Robert J. Willis is Professor of Economics at the University of Michigan and Research Professor at the Institute for Social Research and the Population Studies Center, University of Michigan.  He is a Fellow and past President of the Society of Labor Economics, and is this year’s recipient of the Jacob Mincer Prize, the Society’s Career Achievement Award for lifetime contributions to the field of labor economics. 
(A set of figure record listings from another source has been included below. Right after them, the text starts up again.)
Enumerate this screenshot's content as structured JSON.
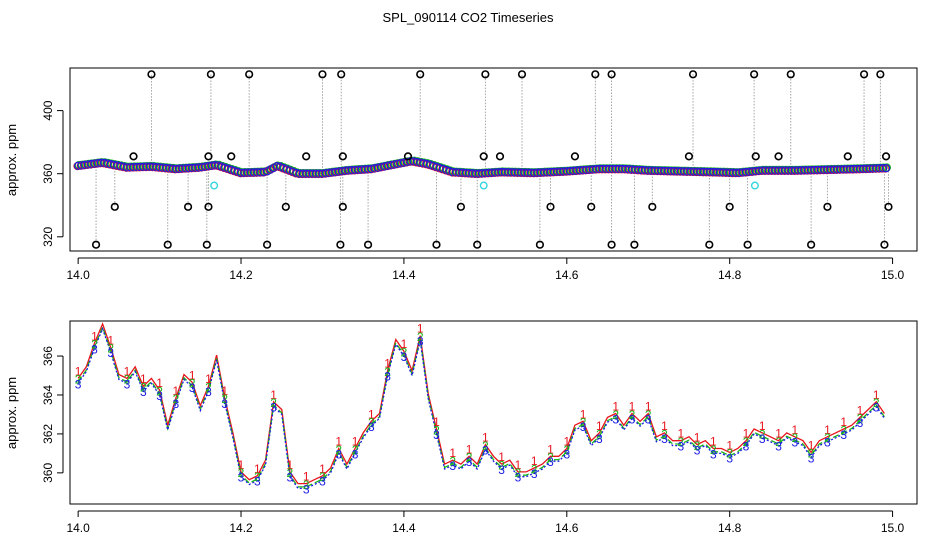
{
  "title": "SPL_090114  CO2 Timeseries",
  "colors": {
    "black": "#000000",
    "red": "#e8141c",
    "green": "#18b418",
    "blue": "#1a1ae6",
    "cyan": "#33d6e0",
    "grey": "#9a9a9a"
  },
  "chart_data": [
    {
      "type": "scatter",
      "name": "top-panel",
      "ylabel": "approx. ppm",
      "xlim": [
        13.99,
        15.03
      ],
      "ylim": [
        311,
        427
      ],
      "xticks": [
        14.0,
        14.2,
        14.4,
        14.6,
        14.8,
        15.0
      ],
      "xtick_labels": [
        "14.0",
        "14.2",
        "14.4",
        "14.6",
        "14.8",
        "15.0"
      ],
      "yticks": [
        320,
        360,
        400
      ],
      "ytick_labels": [
        "320",
        "360",
        "400"
      ],
      "baseline": [
        [
          14.0,
          365
        ],
        [
          14.03,
          367
        ],
        [
          14.06,
          364
        ],
        [
          14.09,
          364.5
        ],
        [
          14.12,
          363
        ],
        [
          14.15,
          364
        ],
        [
          14.17,
          365.5
        ],
        [
          14.2,
          360.5
        ],
        [
          14.23,
          361
        ],
        [
          14.245,
          365
        ],
        [
          14.27,
          360
        ],
        [
          14.3,
          360
        ],
        [
          14.33,
          362
        ],
        [
          14.36,
          363
        ],
        [
          14.39,
          366
        ],
        [
          14.41,
          368
        ],
        [
          14.43,
          366
        ],
        [
          14.46,
          361
        ],
        [
          14.49,
          360
        ],
        [
          14.52,
          361
        ],
        [
          14.56,
          360.5
        ],
        [
          14.6,
          361.5
        ],
        [
          14.64,
          363
        ],
        [
          14.67,
          363
        ],
        [
          14.7,
          362
        ],
        [
          14.74,
          361.5
        ],
        [
          14.78,
          361
        ],
        [
          14.81,
          360.5
        ],
        [
          14.84,
          362
        ],
        [
          14.88,
          362
        ],
        [
          14.92,
          362.5
        ],
        [
          14.96,
          363
        ],
        [
          14.99,
          363.5
        ]
      ],
      "high_outliers": [
        14.09,
        14.163,
        14.21,
        14.3,
        14.323,
        14.42,
        14.5,
        14.545,
        14.635,
        14.655,
        14.755,
        14.83,
        14.875,
        14.965,
        14.985
      ],
      "high_value": 423,
      "low_outliers": [
        14.022,
        14.11,
        14.158,
        14.232,
        14.322,
        14.356,
        14.44,
        14.49,
        14.567,
        14.655,
        14.683,
        14.775,
        14.822,
        14.9,
        14.99
      ],
      "low_value": 315,
      "mid_low_outliers": [
        14.045,
        14.135,
        14.16,
        14.255,
        14.325,
        14.47,
        14.58,
        14.63,
        14.705,
        14.8,
        14.92,
        14.995
      ],
      "mid_low_value": 339,
      "mid_high_outliers": [
        14.068,
        14.16,
        14.188,
        14.28,
        14.325,
        14.405,
        14.498,
        14.518,
        14.61,
        14.75,
        14.832,
        14.86,
        14.945,
        14.992
      ],
      "mid_high_value": 371,
      "cyan_points": [
        [
          14.167,
          352.5
        ],
        [
          14.498,
          352.5
        ],
        [
          14.831,
          352.5
        ]
      ]
    },
    {
      "type": "line",
      "name": "bottom-panel",
      "ylabel": "approx. ppm",
      "xlim": [
        13.99,
        15.03
      ],
      "ylim": [
        358.4,
        367.8
      ],
      "xticks": [
        14.0,
        14.2,
        14.4,
        14.6,
        14.8,
        15.0
      ],
      "xtick_labels": [
        "14.0",
        "14.2",
        "14.4",
        "14.6",
        "14.8",
        "15.0"
      ],
      "yticks": [
        360,
        362,
        364,
        366
      ],
      "ytick_labels": [
        "360",
        "362",
        "364",
        "366"
      ],
      "series": [
        {
          "name": "1",
          "color": "#e8141c"
        },
        {
          "name": "2",
          "color": "#18b418"
        },
        {
          "name": "3",
          "color": "#1a1ae6"
        }
      ],
      "x": [
        14.0,
        14.01,
        14.02,
        14.03,
        14.04,
        14.05,
        14.06,
        14.07,
        14.08,
        14.09,
        14.1,
        14.11,
        14.12,
        14.13,
        14.14,
        14.15,
        14.16,
        14.17,
        14.18,
        14.19,
        14.2,
        14.21,
        14.22,
        14.23,
        14.24,
        14.25,
        14.26,
        14.27,
        14.28,
        14.29,
        14.3,
        14.31,
        14.32,
        14.33,
        14.34,
        14.35,
        14.36,
        14.37,
        14.38,
        14.39,
        14.4,
        14.41,
        14.42,
        14.43,
        14.44,
        14.45,
        14.46,
        14.47,
        14.48,
        14.49,
        14.5,
        14.51,
        14.52,
        14.53,
        14.54,
        14.55,
        14.56,
        14.57,
        14.58,
        14.59,
        14.6,
        14.61,
        14.62,
        14.63,
        14.64,
        14.65,
        14.66,
        14.67,
        14.68,
        14.69,
        14.7,
        14.71,
        14.72,
        14.73,
        14.74,
        14.75,
        14.76,
        14.77,
        14.78,
        14.79,
        14.8,
        14.81,
        14.82,
        14.83,
        14.84,
        14.85,
        14.86,
        14.87,
        14.88,
        14.89,
        14.9,
        14.91,
        14.92,
        14.93,
        14.94,
        14.95,
        14.96,
        14.97,
        14.98,
        14.99
      ],
      "y": [
        364.6,
        365.2,
        366.4,
        367.4,
        366.2,
        364.8,
        364.6,
        365.2,
        364.2,
        364.6,
        364.0,
        362.2,
        363.6,
        364.8,
        364.4,
        363.2,
        364.2,
        365.8,
        363.6,
        361.8,
        359.8,
        359.4,
        359.6,
        360.4,
        363.4,
        363.0,
        359.8,
        359.2,
        359.2,
        359.4,
        359.6,
        360.0,
        361.0,
        360.2,
        361.0,
        361.8,
        362.4,
        362.8,
        365.0,
        366.6,
        366.0,
        365.0,
        366.8,
        363.8,
        362.0,
        360.2,
        360.4,
        360.2,
        360.6,
        360.2,
        361.2,
        360.6,
        360.2,
        360.4,
        359.8,
        359.8,
        360.0,
        360.2,
        360.6,
        360.6,
        361.0,
        362.2,
        362.4,
        361.4,
        361.8,
        362.6,
        362.8,
        362.2,
        362.8,
        362.4,
        362.8,
        361.6,
        361.8,
        361.4,
        361.4,
        361.6,
        361.2,
        361.4,
        361.0,
        361.0,
        360.8,
        361.0,
        361.4,
        362.0,
        361.8,
        361.6,
        361.4,
        361.8,
        361.6,
        361.4,
        360.8,
        361.4,
        361.6,
        361.8,
        362.0,
        362.2,
        362.6,
        363.0,
        363.4,
        362.8
      ]
    }
  ]
}
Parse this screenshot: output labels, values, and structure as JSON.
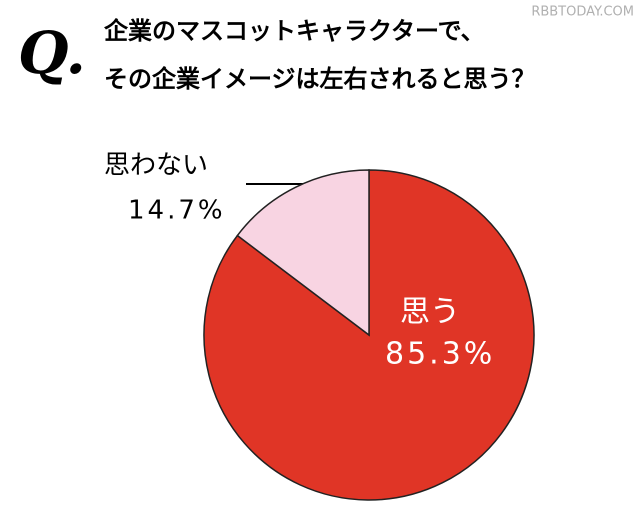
{
  "chart_data": {
    "type": "pie",
    "badge": "Q.",
    "title_lines": [
      "企業のマスコットキャラクターで、",
      "その企業イメージは左右されると思う？"
    ],
    "watermark": "RBBTODAY.COM",
    "categories": [
      "思う",
      "思わない"
    ],
    "values": [
      85.3,
      14.7
    ],
    "value_labels": [
      "85.3%",
      "14.7%"
    ],
    "colors": [
      "#e03526",
      "#f8d4e2"
    ],
    "start": "top",
    "direction": "clockwise"
  }
}
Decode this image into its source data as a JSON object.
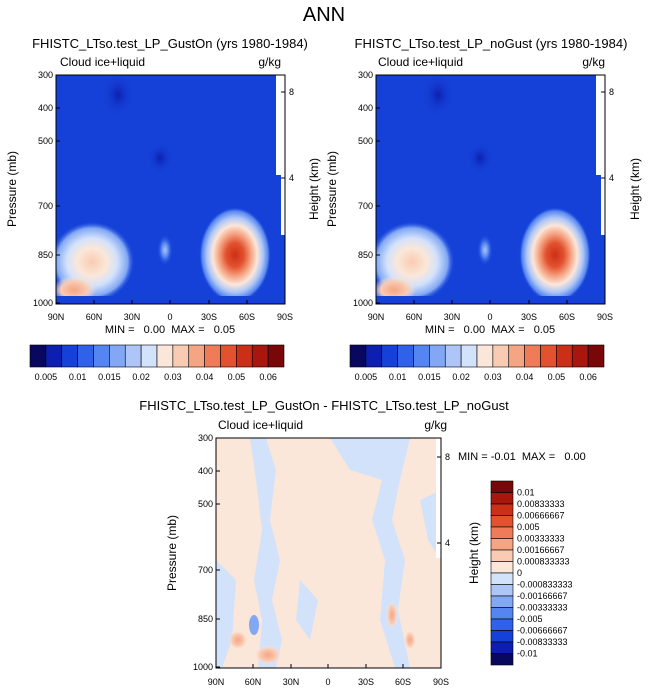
{
  "main_title": "ANN",
  "colors": {
    "diverging": [
      "#08085e",
      "#0c1fb0",
      "#1541d8",
      "#2f62e8",
      "#5585f0",
      "#82a8f4",
      "#adc6f7",
      "#d3e2fb",
      "#fbe7da",
      "#f9cbb2",
      "#f5a584",
      "#ef7b58",
      "#e2522f",
      "#cc2f18",
      "#a8160d",
      "#7a0708"
    ],
    "sequential": [
      "#08085e",
      "#0c1fb0",
      "#1541d8",
      "#2f62e8",
      "#5585f0",
      "#82a8f4",
      "#adc6f7",
      "#d3e2fb",
      "#fbe7da",
      "#f9cbb2",
      "#f5a584",
      "#ef7b58",
      "#e2522f",
      "#cc2f18",
      "#a8160d",
      "#7a0708"
    ]
  },
  "chart_data": [
    {
      "type": "heatmap",
      "title": "FHISTC_LTso.test_LP_GustOn (yrs 1980-1984)",
      "left_label": "Cloud ice+liquid",
      "right_label": "g/kg",
      "ylabel": "Pressure (mb)",
      "ylabel_right": "Height (km)",
      "xticks": [
        "90N",
        "60N",
        "30N",
        "0",
        "30S",
        "60S",
        "90S"
      ],
      "yticks": [
        "300",
        "400",
        "500",
        "700",
        "850",
        "1000"
      ],
      "yticks_right": [
        "8",
        "4"
      ],
      "stats": "MIN =   0.00  MAX =   0.05",
      "levels": [
        "0.005",
        "0.01",
        "0.015",
        "0.02",
        "0.03",
        "0.04",
        "0.05",
        "0.06"
      ],
      "ylim": [
        1000,
        300
      ],
      "xlim": [
        90,
        -90
      ]
    },
    {
      "type": "heatmap",
      "title": "FHISTC_LTso.test_LP_noGust (yrs 1980-1984)",
      "left_label": "Cloud ice+liquid",
      "right_label": "g/kg",
      "ylabel": "Pressure (mb)",
      "ylabel_right": "Height (km)",
      "xticks": [
        "90N",
        "60N",
        "30N",
        "0",
        "30S",
        "60S",
        "90S"
      ],
      "yticks": [
        "300",
        "400",
        "500",
        "700",
        "850",
        "1000"
      ],
      "yticks_right": [
        "8",
        "4"
      ],
      "stats": "MIN =   0.00  MAX =   0.05",
      "levels": [
        "0.005",
        "0.01",
        "0.015",
        "0.02",
        "0.03",
        "0.04",
        "0.05",
        "0.06"
      ],
      "ylim": [
        1000,
        300
      ],
      "xlim": [
        90,
        -90
      ]
    },
    {
      "type": "heatmap",
      "title": "FHISTC_LTso.test_LP_GustOn - FHISTC_LTso.test_LP_noGust",
      "left_label": "Cloud ice+liquid",
      "right_label": "g/kg",
      "ylabel": "Pressure (mb)",
      "ylabel_right": "Height (km)",
      "xticks": [
        "90N",
        "60N",
        "30N",
        "0",
        "30S",
        "60S",
        "90S"
      ],
      "yticks": [
        "300",
        "400",
        "500",
        "700",
        "850",
        "1000"
      ],
      "yticks_right": [
        "8",
        "4"
      ],
      "stats": "MIN = -0.01  MAX =   0.00",
      "levels": [
        "0.01",
        "0.00833333",
        "0.00666667",
        "0.005",
        "0.00333333",
        "0.00166667",
        "0.000833333",
        "0",
        "-0.000833333",
        "-0.00166667",
        "-0.00333333",
        "-0.005",
        "-0.00666667",
        "-0.00833333",
        "-0.01"
      ],
      "ylim": [
        1000,
        300
      ],
      "xlim": [
        90,
        -90
      ]
    }
  ]
}
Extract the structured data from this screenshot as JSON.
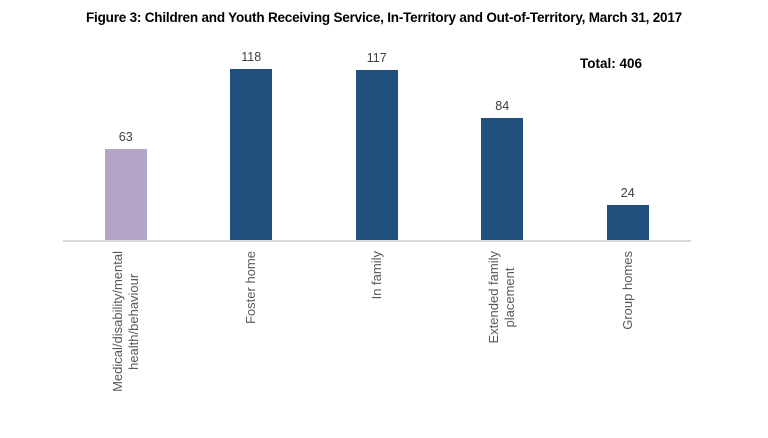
{
  "chart_data": {
    "type": "bar",
    "title": "Figure 3: Children and Youth Receiving Service, In-Territory and Out-of-Territory, March 31, 2017",
    "annotation": "Total: 406",
    "total": 406,
    "categories": [
      "Medical/disability/mental health/behaviour",
      "Foster home",
      "In family",
      "Extended family placement",
      "Group homes"
    ],
    "categories_display": [
      "Medical/disability/mental\nhealth/behaviour",
      "Foster home",
      "In family",
      "Extended family\nplacement",
      "Group homes"
    ],
    "values": [
      63,
      118,
      117,
      84,
      24
    ],
    "bar_colors": [
      "#B3A5C8",
      "#20507D",
      "#20507D",
      "#20507D",
      "#20507D"
    ],
    "colors": {
      "highlight_purple": "#B3A5C8",
      "primary_blue": "#20507D",
      "axis_line": "#D9D9D9",
      "category_label_gray": "#595959",
      "value_label_gray": "#3F3F3F",
      "title_black": "#000000"
    },
    "xlabel": "",
    "ylabel": "",
    "ylim": [
      0,
      130
    ],
    "gridlines": false,
    "y_axis_visible": false,
    "legend": "none",
    "data_labels": true
  }
}
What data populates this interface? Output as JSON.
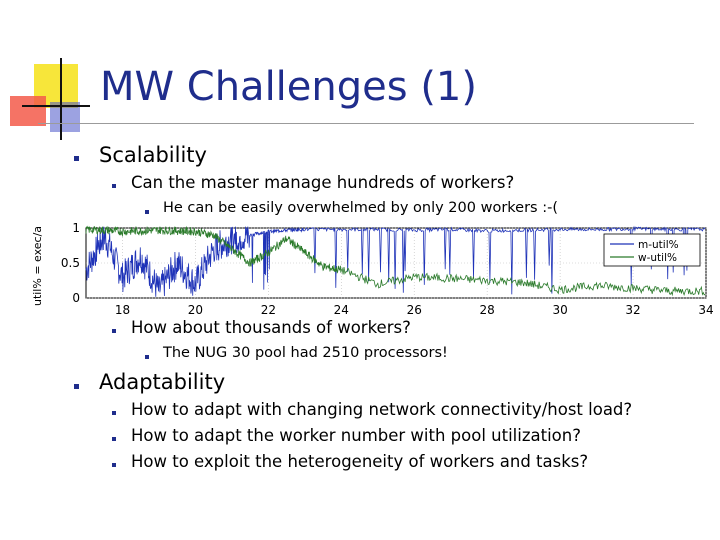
{
  "slide": {
    "title": "MW Challenges (1)",
    "items": [
      {
        "text": "Scalability",
        "level": 1
      },
      {
        "text": "Can the master manage hundreds of workers?",
        "level": 2
      },
      {
        "text": "He can be easily overwhelmed by only 200 workers :-(",
        "level": 3
      },
      {
        "text": "How about thousands of workers?",
        "level": 2
      },
      {
        "text": "The NUG 30 pool had 2510 processors!",
        "level": 3
      },
      {
        "text": "Adaptability",
        "level": 1
      },
      {
        "text": "How to adapt with changing network connectivity/host load?",
        "level": 2
      },
      {
        "text": "How to adapt the worker number with pool utilization?",
        "level": 2
      },
      {
        "text": "How to exploit the heterogeneity of workers and tasks?",
        "level": 2
      }
    ]
  },
  "colors": {
    "title": "#1f2d8c",
    "bullet": "#1f2d8c",
    "m_util": "#1f33b8",
    "w_util": "#2a7a2a"
  },
  "chart_data": {
    "type": "line",
    "ylabel": "util% = exec/a",
    "xlim": [
      17,
      34
    ],
    "ylim": [
      0,
      1
    ],
    "xticks": [
      "18",
      "20",
      "22",
      "24",
      "26",
      "28",
      "30",
      "32",
      "34"
    ],
    "xtick_values": [
      18,
      20,
      22,
      24,
      26,
      28,
      30,
      32,
      34
    ],
    "yticks": [
      "0",
      "0.5",
      "1"
    ],
    "ytick_values": [
      0,
      0.5,
      1
    ],
    "legend": "right",
    "grid": true,
    "series": [
      {
        "name": "m-util%",
        "x": [
          17,
          17.5,
          18,
          18.5,
          19,
          19.5,
          20,
          20.5,
          21,
          21.5,
          22,
          22.5,
          23,
          24,
          25,
          26,
          27,
          28,
          29,
          30,
          31,
          32,
          33,
          34
        ],
        "values": [
          0.4,
          0.9,
          0.3,
          0.6,
          0.1,
          0.5,
          0.2,
          0.7,
          0.85,
          0.9,
          0.95,
          0.97,
          0.98,
          0.98,
          0.98,
          0.97,
          0.98,
          0.96,
          0.97,
          0.98,
          0.98,
          0.99,
          0.98,
          0.98
        ]
      },
      {
        "name": "w-util%",
        "x": [
          17,
          17.5,
          18,
          18.5,
          19,
          19.5,
          20,
          20.5,
          21,
          21.5,
          22,
          22.5,
          23,
          23.5,
          24,
          25,
          26,
          27,
          28,
          29,
          30,
          31,
          32,
          33,
          34
        ],
        "values": [
          0.98,
          0.97,
          0.95,
          0.96,
          0.97,
          0.96,
          0.95,
          0.9,
          0.7,
          0.5,
          0.65,
          0.85,
          0.65,
          0.45,
          0.4,
          0.2,
          0.3,
          0.28,
          0.25,
          0.22,
          0.12,
          0.18,
          0.14,
          0.1,
          0.1
        ]
      }
    ]
  }
}
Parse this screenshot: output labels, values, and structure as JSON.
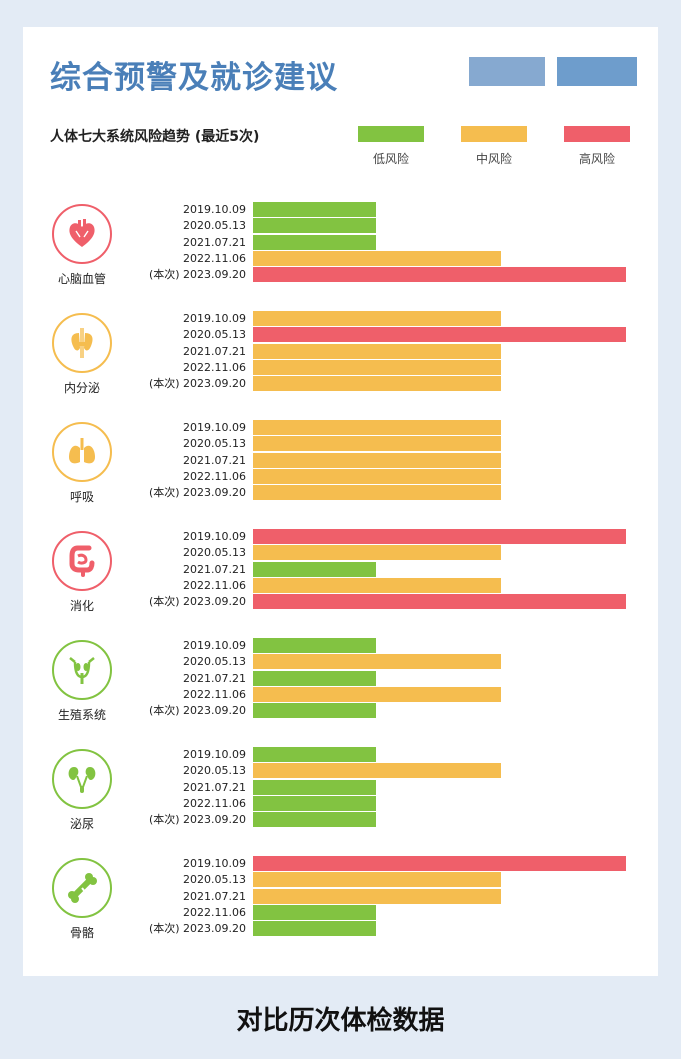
{
  "header": {
    "title": "综合预警及就诊建议"
  },
  "footer": {
    "caption": "对比历次体检数据"
  },
  "colors": {
    "low": "#82c341",
    "mid": "#f5bd4f",
    "high": "#ef5f6a",
    "title": "#4a7fb8"
  },
  "chart_data": {
    "type": "bar",
    "title": "人体七大系统风险趋势 (最近5次)",
    "legend": [
      {
        "key": "low",
        "label": "低风险",
        "value": 1
      },
      {
        "key": "mid",
        "label": "中风险",
        "value": 2
      },
      {
        "key": "high",
        "label": "高风险",
        "value": 3
      }
    ],
    "legend_position": "top-right",
    "current_marker": "(本次)",
    "dates": [
      "2019.10.09",
      "2020.05.13",
      "2021.07.21",
      "2022.11.06",
      "2023.09.20"
    ],
    "xlim": [
      0,
      3
    ],
    "systems": [
      {
        "name": "心脑血管",
        "icon": "heart-icon",
        "ring": "high",
        "values": [
          1,
          1,
          1,
          2,
          3
        ]
      },
      {
        "name": "内分泌",
        "icon": "thyroid-icon",
        "ring": "mid",
        "values": [
          2,
          3,
          2,
          2,
          2
        ]
      },
      {
        "name": "呼吸",
        "icon": "lungs-icon",
        "ring": "mid",
        "values": [
          2,
          2,
          2,
          2,
          2
        ]
      },
      {
        "name": "消化",
        "icon": "intestine-icon",
        "ring": "high",
        "values": [
          3,
          2,
          1,
          2,
          3
        ]
      },
      {
        "name": "生殖系统",
        "icon": "reproductive-icon",
        "ring": "low",
        "values": [
          1,
          2,
          1,
          2,
          1
        ]
      },
      {
        "name": "泌尿",
        "icon": "kidney-icon",
        "ring": "low",
        "values": [
          1,
          2,
          1,
          1,
          1
        ]
      },
      {
        "name": "骨骼",
        "icon": "bone-icon",
        "ring": "low",
        "values": [
          3,
          2,
          2,
          1,
          1
        ]
      }
    ]
  }
}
In the 1970s, Willis was one of the young labor economists who ushered in the modern era of the field with work that combined rigorous modeling and econometric sophistication and that emphasized the tight links between theory and empirical analysis that characterize labor economics.  Following his path-breaking work on the economic modelling of fertility, Willis published a number of innovative papers, including collaborations with Jim Heckman, Lee Lillard, and Sherwin Rosen, on the econometrics of longitudinal labor supply models and the treatment of self-selection in estimating the returns to education.  His many contributions to family economics, several coauthored with Yoram Weiss, include work on surprises as determinants of divorce, the inefficiency of child support payments, and an economic model of non-marital childbearing.  Working with multidisciplinary teams of researchers, Willis has examined intergenerational ties in Asian countries, including the effect of credit constraints on child investments and exchange motives for intergenerational transfers.  His work is well-known among demographers, and in 2002 he received the prestigious Mindel C. Sheps Award for outstanding contributions to mathematical demography and demographic methodology from the Population Association of America. 

Willis’ contributions to labor economics include his long service (1995-2007) as Director of the Health and Retirement Study (HRS), a pivotal piece of social science infrastructure that has provided data on aging Americans and their employment, assets, health and family ties for three decades.  Under his leadership, the HRS has introduced many new survey instruments, including measures of cognitive functioning and dementia.  His latest work studies the extent of cognitive declines with aging and their implications for issues such as retirement planning, earnings, and the caregiving needs of the elderly.  This research continues the commitment to innovation, rigorous measurement, and conceptual clarity that characterizes Robert Willis’ long career in labor economics.